GREEN BAY, Wis. — – Millions of college students will graduate this spring.
Local financial professional, Dean Listle, from Secure Retirement Solutions joined us on Wisconsin Tonight to talk about four money mistakes the class of 2017 should avoid.
MISTAKE #1 | DEFAULTING ON YOUR LOAN
On average, 3,000 people a day defaulted on their federal student loans in 2016.
Defaulting on a loan is when you don’t pay your loan payments for an extended amount of time, 270 days without a payment on a federal loan to be exact. In that time you are not only racking up late fees, you are putting off the inevitable.
It puts your credit at risk and can potentially keep you from getting a mortgage, car loan or even a credit card.

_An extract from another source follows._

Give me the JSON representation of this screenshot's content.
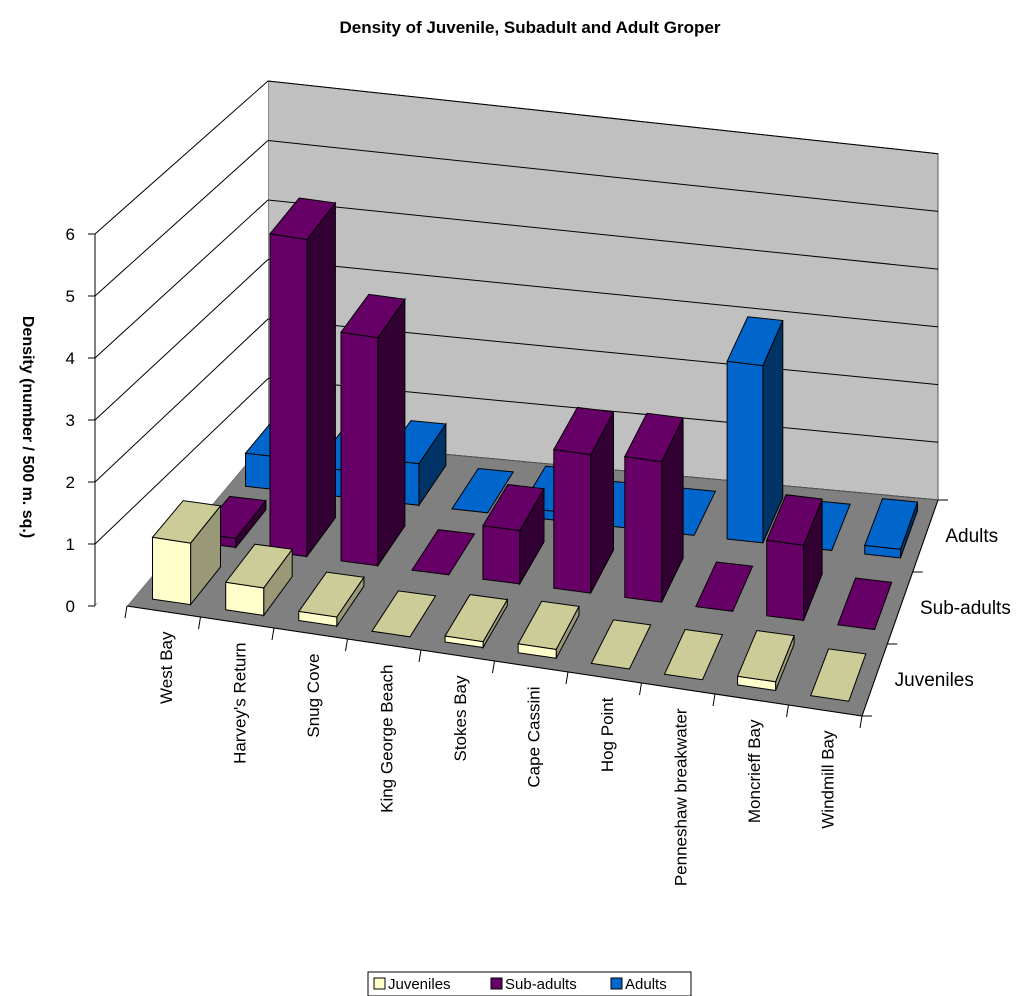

If you are having trouble making your standard federal loan payment, consider switching to an income-based payment. It may lower your monthly payment, making it more affordable.
If possible, pay more than the amount due each month. The extra money will help cut down the principal balance.
MISTAKE #2 | NOT HAVING A BUDGET
It’s a lot easier to pay your loans on time and with the full payment each month when you have a budget.
A budget will help you look at how much money you’re making and set aside enough for not only your student loans, but to cover your bills and save for short and long term goals.
The goal is to have more money coming in than expenses going out.
To help you get started I have a budget worksheet on my website, srsplans.com.
MISTAKE #3 | IGNORING YOUR RETIREMENT
A recent study shows that today’s college grads will likely be working until they are at least 75.
Make sure you are taking advantage of an employer-sponsored 401(k) or start your own retirement account.
You may think retirement is a long way away, but that’s why it’s important to start saving now.
A good benchmark is to have one year of your annual salary saved by age 30, two times your annual salary by age 35 and eventually 10 times your annual salary by age 67.
MISTAKE #4 | NO MONEY IN THE BANK
About 70 percent of millennials have less than $1,000 in their savings accounts.
When you graduate and get a job, you will likely get a raise. You should be putting money from that “raise” into your savings account.
A good rule of thumb is the 80/20 rule. Use 80 percent for regular expenses. Then save the remaining 20 percent. Ten percent in your savings account and 10 percent for retirement.
But in the long run anything, big or small, you can save is a step in the right direction.
College grads and the millennial population tend to be more financially aware.
They don’t expect to rely on Social Security or employer pensions, making them aware of the need to start saving for retirement.
They use technology to help them compare prices, find deals and research the best options out there compared to other generations.